We can tell the compiler to make an invalid ordering like this impossible
using phantom types.
Let’s define a trait for each state of the Application: parsing the arguments, running the command, and being done:
object Application {
sealed trait State
object State {
sealed trait ParseArgs extends State
sealed trait RunCommand extends State
sealed trait PostCommand extends State
}
}
Now let’s make the Application class generic and impose the restriction that
the type parameter must be a subtype of Application.State:
case class Application[S <: Application.State](...) { ... }
Using the concept of implicit evidence we tell the compiler that
methods defined on Application can only be called for certain subtypes of S.
// Application must be in ParseArgs state to call this method
def parseArgs(args: Seq[String])(implicit ev: S =:= ParseArgs): Application[RunCommand]
// Application must be in RunCommand state to call this method
def runCommand(implicit ev: S =:= RunCommand): Application[PostCommand]
This tells the compiler that parseArgs can only be called on Applications in
the ParseArgs state and runCommand can only be called on Applications in the
RunCommand state.
Trying to call runCommand before parseArgs would yield the following
error:
> val app = Application[Application.State.ParseArgs]()
> app.runCommand
Cannot prove that application.Application.State.ParseArgs =:= application.Application.State.RunCommand.
While this example is almost trivial, enforcing an ordering on method calls could add a great deal of safety for a complex application with many states.
Reflection
The project’s first realease has 6,332 lines of code (LOC) written and 4,035 LOC removed. Roughly 2 lines of code were removed for every 3 written! I attribute this to a lot of unnecessary complexity and over-engineering in the beginning that I eventually removed and refactored. I think I started planning and generalizing the application for use cases that were never going to exist. Once I fleshed out a reasonable feature set and stuck to implementing only that feature set I was no longer over-engineering or over-generalizing.
Functional handling of side effects
Cats and
Scalaz offer datatypes for handling side
effects and I’m aware there is a great benefit to using IO monads for your
program’s input/ouput. This is something I hope to understand better in the
future but I prioritized launching the project over learning how to work with
side effect mondas because I was eager to start using vocab myself!

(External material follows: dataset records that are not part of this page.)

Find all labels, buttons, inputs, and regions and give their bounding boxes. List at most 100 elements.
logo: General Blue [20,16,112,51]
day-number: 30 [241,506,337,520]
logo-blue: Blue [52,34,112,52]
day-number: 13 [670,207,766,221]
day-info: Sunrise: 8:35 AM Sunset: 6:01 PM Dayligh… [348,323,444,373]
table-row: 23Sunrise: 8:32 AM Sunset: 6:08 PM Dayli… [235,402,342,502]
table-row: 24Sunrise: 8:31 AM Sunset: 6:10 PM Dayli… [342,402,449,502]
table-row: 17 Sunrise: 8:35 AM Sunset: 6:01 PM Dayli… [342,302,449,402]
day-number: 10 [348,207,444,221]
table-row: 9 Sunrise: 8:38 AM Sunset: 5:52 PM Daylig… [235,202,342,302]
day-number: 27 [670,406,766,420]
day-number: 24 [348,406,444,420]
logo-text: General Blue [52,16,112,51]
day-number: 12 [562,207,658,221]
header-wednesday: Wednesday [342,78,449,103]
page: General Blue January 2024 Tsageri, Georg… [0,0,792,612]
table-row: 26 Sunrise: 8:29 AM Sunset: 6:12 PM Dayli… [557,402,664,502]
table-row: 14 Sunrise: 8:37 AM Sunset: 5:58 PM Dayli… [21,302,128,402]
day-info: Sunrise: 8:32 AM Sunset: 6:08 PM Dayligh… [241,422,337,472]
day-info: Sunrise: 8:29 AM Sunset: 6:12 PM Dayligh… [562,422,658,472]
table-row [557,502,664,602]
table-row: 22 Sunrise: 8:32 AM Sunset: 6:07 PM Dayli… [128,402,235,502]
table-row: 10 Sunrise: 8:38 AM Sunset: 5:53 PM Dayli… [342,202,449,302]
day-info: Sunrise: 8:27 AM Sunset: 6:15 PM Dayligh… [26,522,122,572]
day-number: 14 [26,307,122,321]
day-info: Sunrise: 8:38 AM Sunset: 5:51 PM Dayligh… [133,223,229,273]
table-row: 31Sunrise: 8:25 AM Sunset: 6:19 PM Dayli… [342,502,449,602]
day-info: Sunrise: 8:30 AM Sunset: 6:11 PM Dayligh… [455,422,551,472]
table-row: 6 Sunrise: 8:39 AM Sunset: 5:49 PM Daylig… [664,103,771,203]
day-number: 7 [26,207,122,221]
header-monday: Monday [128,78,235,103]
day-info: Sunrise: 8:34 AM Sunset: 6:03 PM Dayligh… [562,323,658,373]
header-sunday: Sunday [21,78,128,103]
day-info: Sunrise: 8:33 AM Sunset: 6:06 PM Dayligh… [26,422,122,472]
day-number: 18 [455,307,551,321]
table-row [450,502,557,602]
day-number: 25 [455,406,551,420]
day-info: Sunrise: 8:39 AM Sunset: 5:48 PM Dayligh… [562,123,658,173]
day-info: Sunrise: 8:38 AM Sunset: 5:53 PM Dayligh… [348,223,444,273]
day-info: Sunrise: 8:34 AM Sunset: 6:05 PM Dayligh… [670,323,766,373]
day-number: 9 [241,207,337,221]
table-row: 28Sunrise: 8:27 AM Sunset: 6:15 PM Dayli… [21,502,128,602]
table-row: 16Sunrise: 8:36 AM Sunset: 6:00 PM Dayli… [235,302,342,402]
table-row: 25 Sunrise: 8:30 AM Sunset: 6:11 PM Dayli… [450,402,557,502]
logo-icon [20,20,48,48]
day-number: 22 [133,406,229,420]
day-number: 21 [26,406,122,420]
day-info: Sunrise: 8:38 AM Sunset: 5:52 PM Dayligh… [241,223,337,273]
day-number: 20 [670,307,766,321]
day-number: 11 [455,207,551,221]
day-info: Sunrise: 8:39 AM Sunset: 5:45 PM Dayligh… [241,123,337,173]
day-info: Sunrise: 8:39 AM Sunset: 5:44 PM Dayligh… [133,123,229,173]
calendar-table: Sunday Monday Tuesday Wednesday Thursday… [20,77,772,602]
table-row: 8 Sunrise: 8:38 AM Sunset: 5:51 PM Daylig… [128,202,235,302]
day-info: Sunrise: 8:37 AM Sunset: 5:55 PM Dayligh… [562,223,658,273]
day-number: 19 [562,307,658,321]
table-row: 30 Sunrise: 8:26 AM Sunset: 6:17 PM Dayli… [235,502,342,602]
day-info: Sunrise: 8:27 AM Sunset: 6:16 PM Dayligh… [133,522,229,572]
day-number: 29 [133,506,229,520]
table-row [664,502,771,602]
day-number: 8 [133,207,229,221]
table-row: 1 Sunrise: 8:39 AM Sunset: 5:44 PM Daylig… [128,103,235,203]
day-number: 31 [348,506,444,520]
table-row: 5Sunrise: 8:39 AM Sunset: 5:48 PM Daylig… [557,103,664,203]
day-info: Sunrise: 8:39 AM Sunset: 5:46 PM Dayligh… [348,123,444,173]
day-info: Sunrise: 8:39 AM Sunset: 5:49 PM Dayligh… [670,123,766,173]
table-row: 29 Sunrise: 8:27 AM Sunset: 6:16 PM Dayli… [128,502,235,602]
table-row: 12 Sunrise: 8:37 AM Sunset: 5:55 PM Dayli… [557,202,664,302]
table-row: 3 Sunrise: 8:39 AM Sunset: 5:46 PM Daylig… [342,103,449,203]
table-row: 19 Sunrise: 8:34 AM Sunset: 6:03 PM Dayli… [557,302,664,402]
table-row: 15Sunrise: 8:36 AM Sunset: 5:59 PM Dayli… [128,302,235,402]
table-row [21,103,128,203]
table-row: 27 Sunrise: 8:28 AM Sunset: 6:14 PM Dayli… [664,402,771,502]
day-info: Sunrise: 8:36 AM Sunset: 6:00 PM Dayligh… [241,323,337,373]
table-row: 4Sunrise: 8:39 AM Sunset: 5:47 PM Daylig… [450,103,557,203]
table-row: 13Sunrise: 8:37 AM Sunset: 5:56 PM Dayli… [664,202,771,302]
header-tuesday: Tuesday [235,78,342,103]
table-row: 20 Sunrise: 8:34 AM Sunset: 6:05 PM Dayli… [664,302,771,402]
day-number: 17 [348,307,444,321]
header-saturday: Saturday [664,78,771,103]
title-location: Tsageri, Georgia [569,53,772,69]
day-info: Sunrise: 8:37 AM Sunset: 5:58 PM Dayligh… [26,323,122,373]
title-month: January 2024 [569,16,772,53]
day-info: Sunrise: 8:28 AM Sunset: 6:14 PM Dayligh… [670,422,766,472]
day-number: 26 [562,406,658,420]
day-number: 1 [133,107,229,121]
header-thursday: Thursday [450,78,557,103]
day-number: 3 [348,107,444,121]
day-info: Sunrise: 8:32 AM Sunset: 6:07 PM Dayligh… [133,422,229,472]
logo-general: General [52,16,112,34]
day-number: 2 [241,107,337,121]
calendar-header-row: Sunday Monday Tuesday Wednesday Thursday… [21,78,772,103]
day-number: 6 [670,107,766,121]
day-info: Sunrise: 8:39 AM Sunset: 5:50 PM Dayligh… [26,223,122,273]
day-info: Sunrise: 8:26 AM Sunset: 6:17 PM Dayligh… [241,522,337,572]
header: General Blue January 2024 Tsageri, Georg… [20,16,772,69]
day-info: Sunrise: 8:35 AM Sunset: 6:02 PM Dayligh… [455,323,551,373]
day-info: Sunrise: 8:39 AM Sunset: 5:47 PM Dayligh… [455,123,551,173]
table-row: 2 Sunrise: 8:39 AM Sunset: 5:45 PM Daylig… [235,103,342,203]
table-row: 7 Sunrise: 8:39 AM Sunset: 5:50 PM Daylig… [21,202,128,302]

Manually reading/writing CSV files
CSV reading and writing is a solved problem and there are many libraries available. I wrote my own as an exercise in understanding the type class pattern, which I’m happy to say I’m now comfortable with.
Manually Parsing Command Line Arguments
vocab was a simple enough program for this to be tenable but I really should
invest time into learning how to use a solid argument parsing framework. I
recently discoverd scopt and it looks
promising. I will definitely use a third party argument parsing framework next
time I build a command line utility.